The only problem with “The Book of Mormon” (you realize when thinking about it later) is that its theme is not quite true. Vague, uplifting, nondoctrinal religiousity doesn’t last. The religions that grow, succor and motivate people to perform heroic acts of service are usually theologically rigorous, arduous in practice and definite in their convictions about what is True and False.
That’s because people are not gods. No matter how special some individuals may think they are, they don’t have the ability to understand the world on their own, establish rules of good conduct on their own, impose the highest standards of conduct on their own, or avoid the temptations of laziness on their own.
The religions that thrive have exactly what “The Book of Mormon” ridicules: communal theologies, doctrines and codes of conduct rooted in claims of absolute truth.

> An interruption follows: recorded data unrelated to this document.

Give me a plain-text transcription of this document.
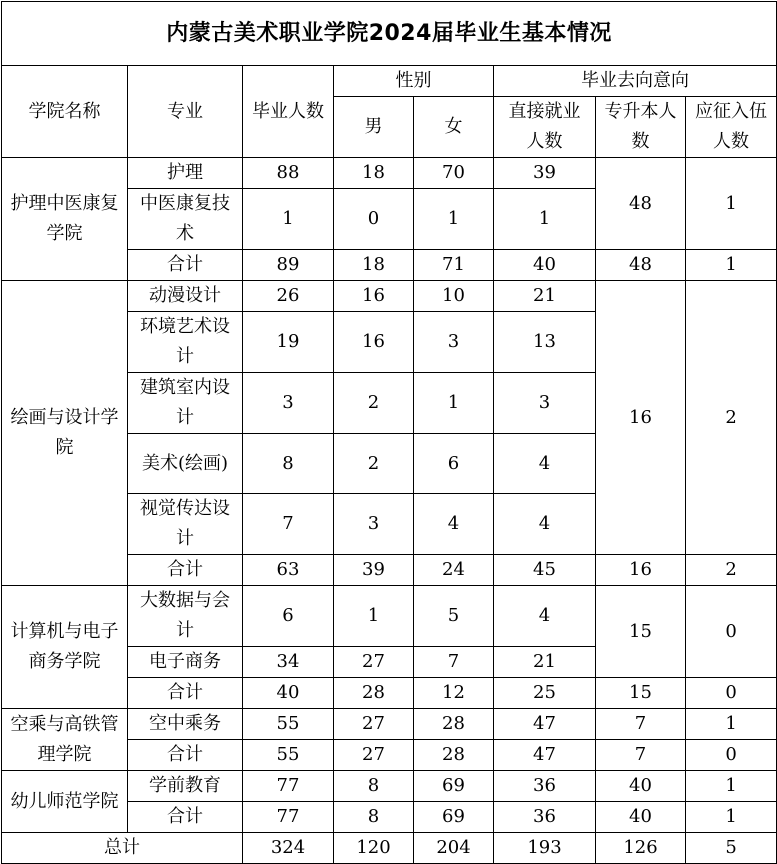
内蒙古美术职业学院2024届毕业生基本情况							
学院名称	专业	毕业人数	性别		毕业去向意向		
			男	女	直接就业人数	专升本人数	应征入伍人数
护理中医康复学院	护理	88	18	70	39	48	1
	中医康复技术	1	0	1	1		
	合计	89	18	71	40	48	1
绘画与设计学院	动漫设计	26	16	10	21	16	2
	环境艺术设计	19	16	3	13		
	建筑室内设计	3	2	1	3		
	美术(绘画)	8	2	6	4		
	视觉传达设计	7	3	4	4		
	合计	63	39	24	45	16	2
计算机与电子商务学院	大数据与会计	6	1	5	4	15	0
	电子商务	34	27	7	21		
	合计	40	28	12	25	15	0
空乘与高铁管理学院	空中乘务	55	27	28	47	7	1
	合计	55	27	28	47	7	0
幼儿师范学院	学前教育	77	8	69	36	40	1
	合计	77	8	69	36	40	1
总计		324	120	204	193	126	5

Brooks is correct here. The churches that succeed are those with rigid belief structures. That is why Mormonism and other conservative religions put believers in the seats and more liberal religions (like the Reorganized LDS Church, Unitarianism, etc.) struggle. But this places a great responsibility on the leadership of the more structured religions to do the right thing . . . which in my opinion involves the creation of a more just world.